İşi gücü bırakıp sadece seçimi düşünmek...

Sıkılmadık mı? Her gün aynı beylik laflar...

Ya birisi "en büyük", ya "tukaka".

Varsa yoksa adaylık. Varsa yoksa Başkanlık.

Oysa her gün yeni gelişmeler oluyor.

Kent yaşamı akıp gidiyor.

İzmir’de de, diğer illerde de...

Ve ekonomik kriz kendini ciddi ciddi hissettiriyor.

İşsizlik, kapanan işyerleri...

Dönen çekler, karşılıksız çıkanlar...

Protestolar... Ama... Biz ne yapıyoruz?

Bir "Başkanlık, adaylık rüzgarı" içinde sürükleniyoruz.

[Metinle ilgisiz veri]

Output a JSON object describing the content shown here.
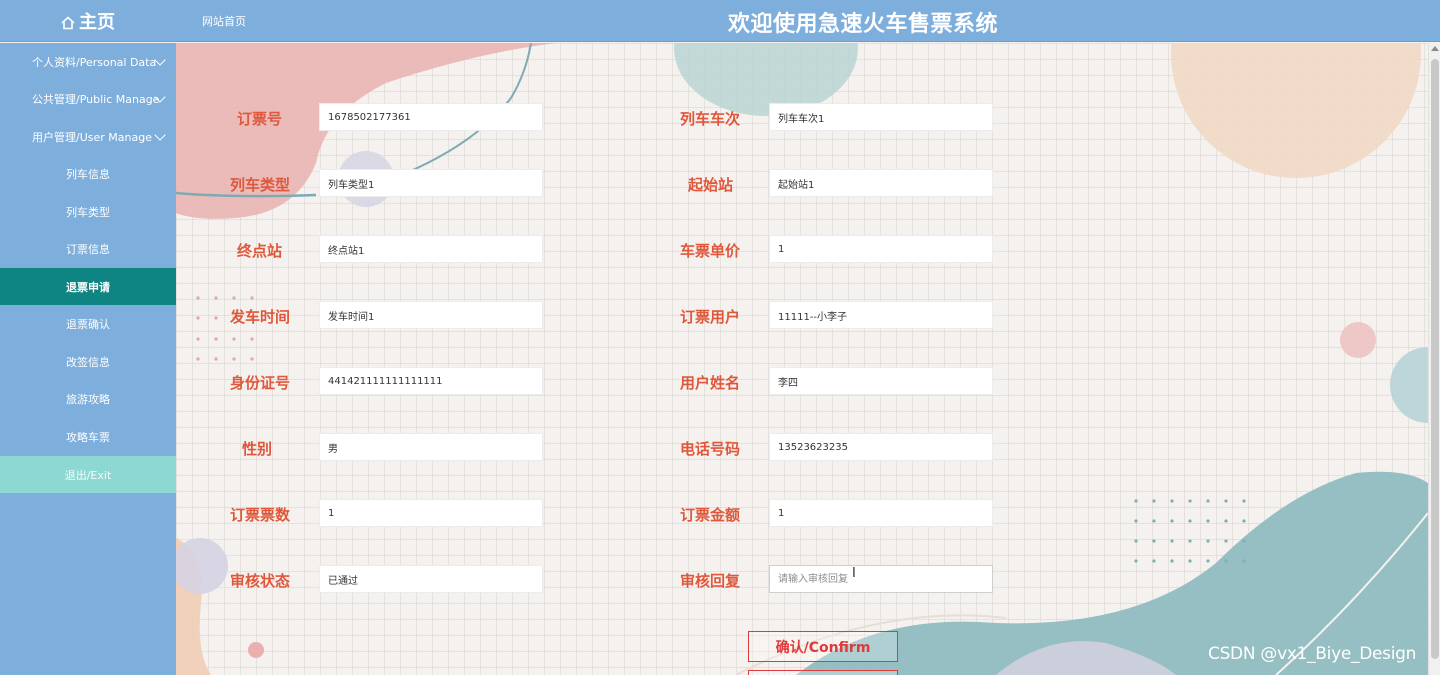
{
  "header": {
    "home_label": "主页",
    "site_link": "网站首页",
    "title": "欢迎使用急速火车售票系统"
  },
  "sidebar": {
    "items": [
      {
        "label": "个人资料/Personal Data",
        "type": "group"
      },
      {
        "label": "公共管理/Public Manage",
        "type": "group"
      },
      {
        "label": "用户管理/User Manage",
        "type": "group"
      },
      {
        "label": "列车信息",
        "type": "link"
      },
      {
        "label": "列车类型",
        "type": "link"
      },
      {
        "label": "订票信息",
        "type": "link"
      },
      {
        "label": "退票申请",
        "type": "active"
      },
      {
        "label": "退票确认",
        "type": "link"
      },
      {
        "label": "改签信息",
        "type": "link"
      },
      {
        "label": "旅游攻略",
        "type": "link"
      },
      {
        "label": "攻略车票",
        "type": "link"
      },
      {
        "label": "退出/Exit",
        "type": "exit"
      }
    ]
  },
  "form": {
    "order_no": {
      "label": "订票号",
      "value": "1678502177361"
    },
    "train_no": {
      "label": "列车车次",
      "value": "列车车次1"
    },
    "train_type": {
      "label": "列车类型",
      "value": "列车类型1"
    },
    "start_station": {
      "label": "起始站",
      "value": "起始站1"
    },
    "end_station": {
      "label": "终点站",
      "value": "终点站1"
    },
    "ticket_price": {
      "label": "车票单价",
      "value": "1"
    },
    "depart_time": {
      "label": "发车时间",
      "value": "发车时间1"
    },
    "order_user": {
      "label": "订票用户",
      "value": "11111--小李子"
    },
    "id_card": {
      "label": "身份证号",
      "value": "441421111111111111"
    },
    "user_name": {
      "label": "用户姓名",
      "value": "李四"
    },
    "gender": {
      "label": "性别",
      "value": "男"
    },
    "phone": {
      "label": "电话号码",
      "value": "13523623235"
    },
    "ticket_count": {
      "label": "订票票数",
      "value": "1"
    },
    "order_amount": {
      "label": "订票金额",
      "value": "1"
    },
    "review_status": {
      "label": "审核状态",
      "value": "已通过"
    },
    "review_reply": {
      "label": "审核回复",
      "value": "",
      "placeholder": "请输入审核回复"
    }
  },
  "buttons": {
    "confirm": "确认/Confirm"
  },
  "watermark": "CSDN @vx1_Biye_Design",
  "colors": {
    "sidebar_bg": "#7eaedc",
    "active_item": "#0e8582",
    "exit_item": "#8ed8d4",
    "label_color": "#e0583c",
    "button_color": "#e03a3a"
  }
}
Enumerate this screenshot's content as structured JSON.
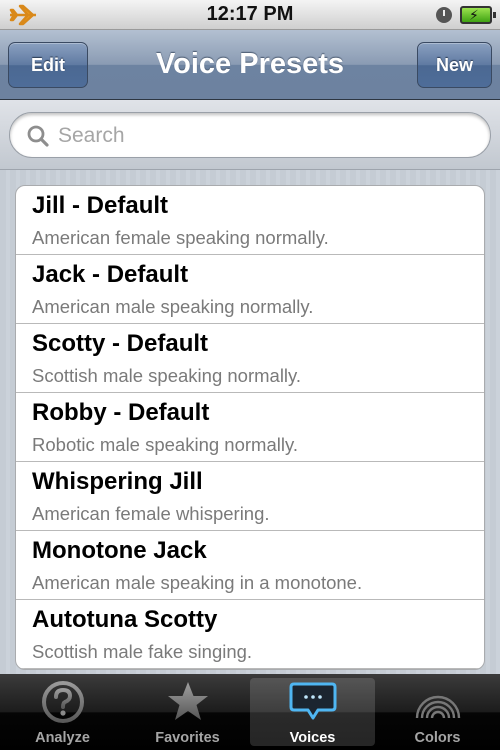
{
  "status_bar": {
    "time": "12:17 PM"
  },
  "nav": {
    "title": "Voice Presets",
    "edit_label": "Edit",
    "new_label": "New"
  },
  "search": {
    "placeholder": "Search",
    "value": ""
  },
  "presets": [
    {
      "name": "Jill - Default",
      "description": "American female speaking normally."
    },
    {
      "name": "Jack - Default",
      "description": "American male speaking normally."
    },
    {
      "name": "Scotty - Default",
      "description": "Scottish male speaking normally."
    },
    {
      "name": "Robby - Default",
      "description": "Robotic male speaking normally."
    },
    {
      "name": "Whispering Jill",
      "description": "American female whispering."
    },
    {
      "name": "Monotone Jack",
      "description": "American male speaking in a monotone."
    },
    {
      "name": "Autotuna Scotty",
      "description": "Scottish male fake singing."
    }
  ],
  "tabs": [
    {
      "label": "Analyze",
      "icon": "question-icon",
      "selected": false
    },
    {
      "label": "Favorites",
      "icon": "star-icon",
      "selected": false
    },
    {
      "label": "Voices",
      "icon": "speech-bubble-icon",
      "selected": true
    },
    {
      "label": "Colors",
      "icon": "rainbow-icon",
      "selected": false
    }
  ],
  "colors": {
    "accent": "#6d83a1",
    "airplane": "#f0a020",
    "battery": "#5cc52a"
  }
}
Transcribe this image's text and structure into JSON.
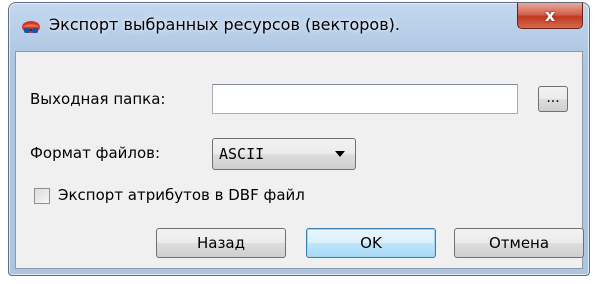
{
  "window": {
    "title": "Экспорт выбранных ресурсов (векторов).",
    "close_label": "x",
    "app_icon": "red-blue-glasses-icon"
  },
  "form": {
    "output_folder_label": "Выходная папка:",
    "output_folder_value": "",
    "browse_label": "...",
    "file_format_label": "Формат файлов:",
    "file_format_value": "ASCII",
    "export_attributes_label": "Экспорт атрибутов в DBF файл",
    "export_attributes_checked": false
  },
  "buttons": {
    "back": "Назад",
    "ok": "OK",
    "cancel": "Отмена"
  },
  "colors": {
    "titlebar": "#b4cbe6",
    "close_button": "#c0391f",
    "client_background": "#f0f0f0",
    "default_button_border": "#3c7fb1"
  }
}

Hiçbir işe yaramayan tartışmaların girdabına...

Oysa... Daha vakit var!

Bu süreçte görevdekiler işlerini yapacak, bir yerlere talip olanlar da projelerini...

Yani... Önce ciddiyet!

Önce Ulu Önder’in dediği gibi; akıl, bilim ve mantığın peşinde koşmak? İleri hedeflere... Halkın yararına...

Ama... Nerdeee!

Oysa kent yaşamı sürekli.

Yaşayan bir mekanizma.

Her gün yeni olaylar, yeni gelişmeler.

Su, ulaşım, çevre, temizlik, enerji...

Bir sürü şey.

Biz bunları bıraktık; varsa yoksa adaylık.

Peki arsenikli su konusu ne oldu? Arıtma tesisleri tamamlandı mı?

Efsane Başkan Ahmet Piriştina’nın "2008’de tamam" dediği metro ne noktada? Ne zaman bitecek?

Yollar, ulaşım sistemi? Adnan Saygun Kültür Merkezi?

"Krizde avantaj yaratacak kentler" saptamam çok yankı buldu.

Peki hangi avantajlar irdeleniyor?

İzmir ve Ege Bölgesi için neler yapılıyor?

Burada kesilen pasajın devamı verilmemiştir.